The target population for the survey was United States (US) military veterans of the Operation Enduring Freedom-Operation Iraqi Freedom (OEF-OIF) service era (September 2001-present), also referred to as Iraq and Afghanistan era veterans. To be eligible, individuals needed to be age 18 or older, and on active duty in the US Armed Forces after September 2001 but not presently. We excluded individuals who completed surveys in less than five minutes, had more than one survey response, or incorrectly answered a military-related “insider knowledge” question to reduce the chance of online survey misrepresentation [, ]. Survey completion was defined as those respondents who reached the end of the online survey and were not excluded based on the above quality control measures.

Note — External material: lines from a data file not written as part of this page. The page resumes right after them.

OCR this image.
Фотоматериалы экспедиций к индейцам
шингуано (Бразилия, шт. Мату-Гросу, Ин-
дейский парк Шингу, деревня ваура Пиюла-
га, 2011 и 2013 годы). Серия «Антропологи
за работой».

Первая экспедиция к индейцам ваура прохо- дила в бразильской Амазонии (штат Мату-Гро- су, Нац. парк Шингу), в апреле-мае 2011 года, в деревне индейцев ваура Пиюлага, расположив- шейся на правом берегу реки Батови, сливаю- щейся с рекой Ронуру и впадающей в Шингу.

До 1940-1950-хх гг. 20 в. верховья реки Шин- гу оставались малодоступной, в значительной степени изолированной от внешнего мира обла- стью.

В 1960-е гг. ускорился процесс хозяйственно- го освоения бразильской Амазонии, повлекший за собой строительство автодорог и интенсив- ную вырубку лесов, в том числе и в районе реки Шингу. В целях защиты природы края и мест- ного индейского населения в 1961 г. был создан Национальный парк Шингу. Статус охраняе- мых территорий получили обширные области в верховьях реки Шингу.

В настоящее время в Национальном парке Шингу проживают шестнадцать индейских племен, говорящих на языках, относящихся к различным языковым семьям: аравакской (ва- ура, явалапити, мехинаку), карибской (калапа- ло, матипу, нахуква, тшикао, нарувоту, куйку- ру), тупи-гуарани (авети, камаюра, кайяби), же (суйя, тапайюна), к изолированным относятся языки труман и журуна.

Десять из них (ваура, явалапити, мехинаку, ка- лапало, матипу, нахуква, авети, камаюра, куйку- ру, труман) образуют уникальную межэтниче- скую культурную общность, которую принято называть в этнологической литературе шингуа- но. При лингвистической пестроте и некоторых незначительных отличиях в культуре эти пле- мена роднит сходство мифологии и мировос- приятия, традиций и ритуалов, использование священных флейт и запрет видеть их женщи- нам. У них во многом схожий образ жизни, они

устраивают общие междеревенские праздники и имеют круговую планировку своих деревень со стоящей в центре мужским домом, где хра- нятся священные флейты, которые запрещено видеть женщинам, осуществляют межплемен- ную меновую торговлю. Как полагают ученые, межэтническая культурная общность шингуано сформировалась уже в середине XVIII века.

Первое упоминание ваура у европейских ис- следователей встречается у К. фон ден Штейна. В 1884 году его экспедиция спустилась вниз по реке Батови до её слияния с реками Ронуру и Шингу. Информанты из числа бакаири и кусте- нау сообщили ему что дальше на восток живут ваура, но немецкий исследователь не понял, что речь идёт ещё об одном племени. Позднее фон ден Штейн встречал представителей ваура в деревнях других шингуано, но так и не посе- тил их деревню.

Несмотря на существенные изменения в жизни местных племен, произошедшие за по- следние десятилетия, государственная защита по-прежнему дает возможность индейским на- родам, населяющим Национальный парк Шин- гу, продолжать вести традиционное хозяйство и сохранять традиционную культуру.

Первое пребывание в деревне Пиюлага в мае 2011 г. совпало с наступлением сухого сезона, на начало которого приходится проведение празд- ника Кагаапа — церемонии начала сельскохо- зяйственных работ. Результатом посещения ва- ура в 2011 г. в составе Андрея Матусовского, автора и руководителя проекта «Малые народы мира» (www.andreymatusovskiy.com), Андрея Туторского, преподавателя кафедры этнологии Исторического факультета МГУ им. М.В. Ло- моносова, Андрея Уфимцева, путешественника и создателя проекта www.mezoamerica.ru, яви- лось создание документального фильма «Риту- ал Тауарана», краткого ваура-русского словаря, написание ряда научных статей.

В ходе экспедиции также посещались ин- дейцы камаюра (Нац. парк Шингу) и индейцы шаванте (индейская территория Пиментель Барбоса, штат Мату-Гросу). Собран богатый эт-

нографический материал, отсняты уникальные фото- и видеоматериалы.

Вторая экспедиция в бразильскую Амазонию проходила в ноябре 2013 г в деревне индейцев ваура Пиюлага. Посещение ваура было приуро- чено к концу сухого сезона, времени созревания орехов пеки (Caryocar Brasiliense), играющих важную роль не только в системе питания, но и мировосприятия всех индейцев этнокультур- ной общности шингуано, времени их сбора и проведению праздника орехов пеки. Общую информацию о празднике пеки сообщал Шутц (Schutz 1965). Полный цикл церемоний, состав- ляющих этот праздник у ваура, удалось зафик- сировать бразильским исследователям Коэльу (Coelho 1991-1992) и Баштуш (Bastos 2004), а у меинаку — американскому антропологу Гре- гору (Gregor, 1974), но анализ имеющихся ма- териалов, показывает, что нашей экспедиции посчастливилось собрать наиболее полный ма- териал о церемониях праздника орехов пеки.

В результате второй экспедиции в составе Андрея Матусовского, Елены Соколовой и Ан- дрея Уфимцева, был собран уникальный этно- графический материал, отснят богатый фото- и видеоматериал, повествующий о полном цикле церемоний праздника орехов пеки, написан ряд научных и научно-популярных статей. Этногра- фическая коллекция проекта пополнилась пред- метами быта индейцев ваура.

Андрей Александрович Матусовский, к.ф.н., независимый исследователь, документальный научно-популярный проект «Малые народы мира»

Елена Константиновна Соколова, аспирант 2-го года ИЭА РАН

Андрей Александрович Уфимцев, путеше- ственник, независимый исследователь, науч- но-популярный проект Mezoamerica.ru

Facebook offers myriad options related to placement and targeting of ads; the same parameters were used for all ads. Ads were run simultaneously, to identical audiences, with the same ad budget, and for the same duration of time. Ads ran for a total of 45 days between January 13, 2017, and March 18, 2017, except for one ad that was briefly deactivated by Facebook for technical reasons. Ads were exclusively placed in the News Feed on computers and not mobile phones as the survey was developed for computer administration. Ads were optimized per Facebook’s algorithm for clicks, meaning that ads were automatically shown to users whom Facebook anticipated would click at the highest rates, in a targeting process adjusted by actual clicks during the campaign.
Study ads were broadly targeted at Facebook users in the US of any age or gender who had at least one of a variety of veteran-related characteristics (eg, interest in “United States Armed Forces” or “Supporting Our Veterans” as determined by their Facebook profile). Text above the ad image indicated that veterans who served between 2001 and 2017 were needed for an “online health survey.”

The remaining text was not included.